I will open the windows tonight— not to free ghosts— but to welcome the whine of sirens— the thrum of HVACs spilling heat into this bruise-blue hush of evening, onto this cracked porcelain sky.
A rodeo blares on a TV screen from the neighbor’s garage— bareback bronc grunts played over a Bluetooth speaker while he drinks and power-washes— the driveway clean of this month’s soot.
On his Ford pickup— a Confederate decal, yellowing on a dented bumper.

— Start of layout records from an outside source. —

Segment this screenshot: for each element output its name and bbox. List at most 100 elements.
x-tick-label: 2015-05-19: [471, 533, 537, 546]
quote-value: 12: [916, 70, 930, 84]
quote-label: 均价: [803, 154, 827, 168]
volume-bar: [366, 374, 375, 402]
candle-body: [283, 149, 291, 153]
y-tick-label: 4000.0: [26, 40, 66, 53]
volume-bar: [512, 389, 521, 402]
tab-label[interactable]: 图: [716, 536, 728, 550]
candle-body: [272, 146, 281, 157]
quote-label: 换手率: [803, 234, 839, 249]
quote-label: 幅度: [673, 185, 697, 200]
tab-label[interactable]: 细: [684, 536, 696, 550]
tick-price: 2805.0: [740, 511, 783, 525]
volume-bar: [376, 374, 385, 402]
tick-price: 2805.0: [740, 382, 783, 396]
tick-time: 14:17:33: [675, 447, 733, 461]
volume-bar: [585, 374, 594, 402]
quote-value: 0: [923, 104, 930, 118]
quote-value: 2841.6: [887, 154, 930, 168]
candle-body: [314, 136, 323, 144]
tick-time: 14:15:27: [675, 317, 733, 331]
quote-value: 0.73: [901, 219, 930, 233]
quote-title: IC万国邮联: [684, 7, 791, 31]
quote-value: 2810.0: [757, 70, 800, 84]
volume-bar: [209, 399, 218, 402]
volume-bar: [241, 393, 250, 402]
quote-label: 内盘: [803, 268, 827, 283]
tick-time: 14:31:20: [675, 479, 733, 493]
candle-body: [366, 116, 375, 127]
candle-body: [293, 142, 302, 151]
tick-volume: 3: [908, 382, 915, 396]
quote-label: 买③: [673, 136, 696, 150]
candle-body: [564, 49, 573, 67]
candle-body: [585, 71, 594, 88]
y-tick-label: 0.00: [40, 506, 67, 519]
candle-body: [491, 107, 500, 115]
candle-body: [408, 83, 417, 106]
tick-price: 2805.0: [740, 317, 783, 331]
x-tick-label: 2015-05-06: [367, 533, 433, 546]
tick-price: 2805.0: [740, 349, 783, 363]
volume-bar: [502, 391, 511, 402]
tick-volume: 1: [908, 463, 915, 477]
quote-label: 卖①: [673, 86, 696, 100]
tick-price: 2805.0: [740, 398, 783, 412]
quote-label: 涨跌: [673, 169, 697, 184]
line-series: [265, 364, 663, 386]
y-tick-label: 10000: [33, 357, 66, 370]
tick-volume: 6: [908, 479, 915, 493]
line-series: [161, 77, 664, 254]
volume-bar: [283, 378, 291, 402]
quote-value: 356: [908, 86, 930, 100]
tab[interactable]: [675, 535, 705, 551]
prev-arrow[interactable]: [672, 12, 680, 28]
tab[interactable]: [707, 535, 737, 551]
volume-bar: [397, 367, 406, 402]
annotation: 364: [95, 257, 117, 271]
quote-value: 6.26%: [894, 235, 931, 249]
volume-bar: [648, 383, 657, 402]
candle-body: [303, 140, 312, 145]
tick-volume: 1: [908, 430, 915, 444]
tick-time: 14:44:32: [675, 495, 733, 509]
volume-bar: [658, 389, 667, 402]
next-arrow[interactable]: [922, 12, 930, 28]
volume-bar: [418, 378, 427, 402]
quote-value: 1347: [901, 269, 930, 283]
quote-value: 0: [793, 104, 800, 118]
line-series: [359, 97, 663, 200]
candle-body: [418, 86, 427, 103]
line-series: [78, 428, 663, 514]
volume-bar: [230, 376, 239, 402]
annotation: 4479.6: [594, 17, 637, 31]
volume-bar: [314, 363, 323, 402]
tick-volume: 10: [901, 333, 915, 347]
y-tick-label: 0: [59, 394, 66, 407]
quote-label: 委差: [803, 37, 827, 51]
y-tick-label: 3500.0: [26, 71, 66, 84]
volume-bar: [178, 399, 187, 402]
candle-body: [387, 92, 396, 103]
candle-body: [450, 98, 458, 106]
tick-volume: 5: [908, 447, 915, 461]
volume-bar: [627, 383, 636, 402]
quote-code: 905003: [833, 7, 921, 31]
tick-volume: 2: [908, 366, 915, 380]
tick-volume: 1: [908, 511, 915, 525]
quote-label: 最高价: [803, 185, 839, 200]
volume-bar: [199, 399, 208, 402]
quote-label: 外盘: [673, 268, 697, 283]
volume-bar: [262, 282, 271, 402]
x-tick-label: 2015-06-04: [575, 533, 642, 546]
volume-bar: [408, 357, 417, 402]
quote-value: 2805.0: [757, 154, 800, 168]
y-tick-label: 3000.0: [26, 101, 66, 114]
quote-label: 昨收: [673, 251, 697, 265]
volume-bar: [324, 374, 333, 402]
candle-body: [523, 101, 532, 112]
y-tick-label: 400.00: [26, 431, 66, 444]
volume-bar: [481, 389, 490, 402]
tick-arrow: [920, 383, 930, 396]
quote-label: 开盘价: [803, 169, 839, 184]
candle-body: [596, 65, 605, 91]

I feel the mild repulsion bloom, not from hatred but inheritance— the lineage I can’t wear without choking on the tag.
There are no redbuds here, no grackles— just the crosswalk still holding the faded outline of a protest sign, where someone knelt until their shoulder bled into pavement—
this bloom of bruised concrete— the echo of feet that marched it—
the tragedy of everything decent that waits for the unquiet, unclean solution— that coils— a tense and necessary clock spring.
Still, the quiet creek across the way gurgles—— Wetowa, named for peace after struggle— renamed by developers— Silver Hollow Run,
a colonial inheritance that soothes, then jars— now just lavender spritz on rot.
I wonder why I stayed through all the steps of progress and protests— through layoffs— porch thefts— school board outbursts— barbershop sermons and HOA emails— through evenings the air tasted of asphalt and sage—
Even as my existence is reduced to an offering of receipts and scrawled index cards— a record of my small un-cast spells:
letters to city council, curses scribbled in sidewalk chalk, whispered prayers to the broken bottle tree at the bus stop
—I stayed because leaving would mean letting someone else choose the name of the creek.—
Across, the rodeo continues on— now yielding to steer wrestling— strength yoked to speed— a dance of control that breaks bones—
the cowboy reveling in the lassoing of beauty until it yields and aches.